To illustrate the effect of outlier rejection, Figure 3 presents a sequence of weighting matrices generated by HQ for the motivating example described in Figure 2. It shows that HQ correctly assigns zero weights for the corrupted entries in only a few iterations and finally detects almost all outliers including illumination, sunglasses, and scarves (see the last column in Figure 3) in the end.

Traditional NMF [17] assumes that noise obeys a Gaussian distribution and derives the following squared $L_{2}$-norm based objective function: $\min_{W\geq 0,H\geq 0}\|V-WH\|_{F}^{2}$, where $\|X\|_{F}=\sqrt{\sum_{ij}X_{ij}^{2}}$ signifies the matrix Frobenius norm.

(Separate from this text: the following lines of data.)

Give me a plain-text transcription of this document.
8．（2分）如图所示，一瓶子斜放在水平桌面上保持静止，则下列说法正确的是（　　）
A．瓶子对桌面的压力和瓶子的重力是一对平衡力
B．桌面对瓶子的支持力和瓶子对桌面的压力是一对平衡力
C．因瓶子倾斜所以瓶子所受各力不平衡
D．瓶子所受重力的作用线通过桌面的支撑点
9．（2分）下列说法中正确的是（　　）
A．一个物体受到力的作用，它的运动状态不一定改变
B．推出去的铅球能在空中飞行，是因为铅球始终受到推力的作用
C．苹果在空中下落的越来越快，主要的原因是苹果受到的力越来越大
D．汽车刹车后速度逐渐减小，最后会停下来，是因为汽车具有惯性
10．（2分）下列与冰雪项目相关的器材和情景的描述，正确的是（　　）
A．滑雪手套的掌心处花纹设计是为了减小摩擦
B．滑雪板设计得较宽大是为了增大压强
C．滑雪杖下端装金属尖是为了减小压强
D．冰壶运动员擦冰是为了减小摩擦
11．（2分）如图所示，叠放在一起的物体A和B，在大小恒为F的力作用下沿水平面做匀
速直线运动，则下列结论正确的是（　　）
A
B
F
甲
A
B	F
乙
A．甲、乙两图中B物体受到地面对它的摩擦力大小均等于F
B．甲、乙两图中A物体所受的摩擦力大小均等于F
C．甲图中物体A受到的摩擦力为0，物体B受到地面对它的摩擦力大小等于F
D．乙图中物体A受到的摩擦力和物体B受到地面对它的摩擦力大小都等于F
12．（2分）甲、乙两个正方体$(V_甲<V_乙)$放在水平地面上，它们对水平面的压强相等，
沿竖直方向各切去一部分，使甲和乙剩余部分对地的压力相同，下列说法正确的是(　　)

It is commonly known that NMF can be solved by using the multiplicative update rule (MUR, [17]). Because of the nice mathematical property of squared $L_{2}$-norm and the efficiency of MUR, NMF has been extended for various applications [4][6][28]. However, NMF and its extensions are non-robust because the $L_{2}$-norm is sensitive to outliers.

Hamza and Brady [12] proposed a hypersurface cost based NMF (HCNMF) by minimizing the summation of hypersurface costs of errors, i.e., $\min_{W\geq 0,H\geq 0}\{\sum_{ij}\delta((V-WH)_{ij})\}$, where $\delta(x)=\sqrt{1+x^{2}}-1$ is the hypersurface cost function. According to [12], the hypersurface cost function has differentiable and bounded influence function. Since the hypersurface cost function is differentiable, HCNMF can be directly solved by using the projected gradient method. However, the optimization of HCNMF is difficult because Armijo’s rule based line search is time consuming [12].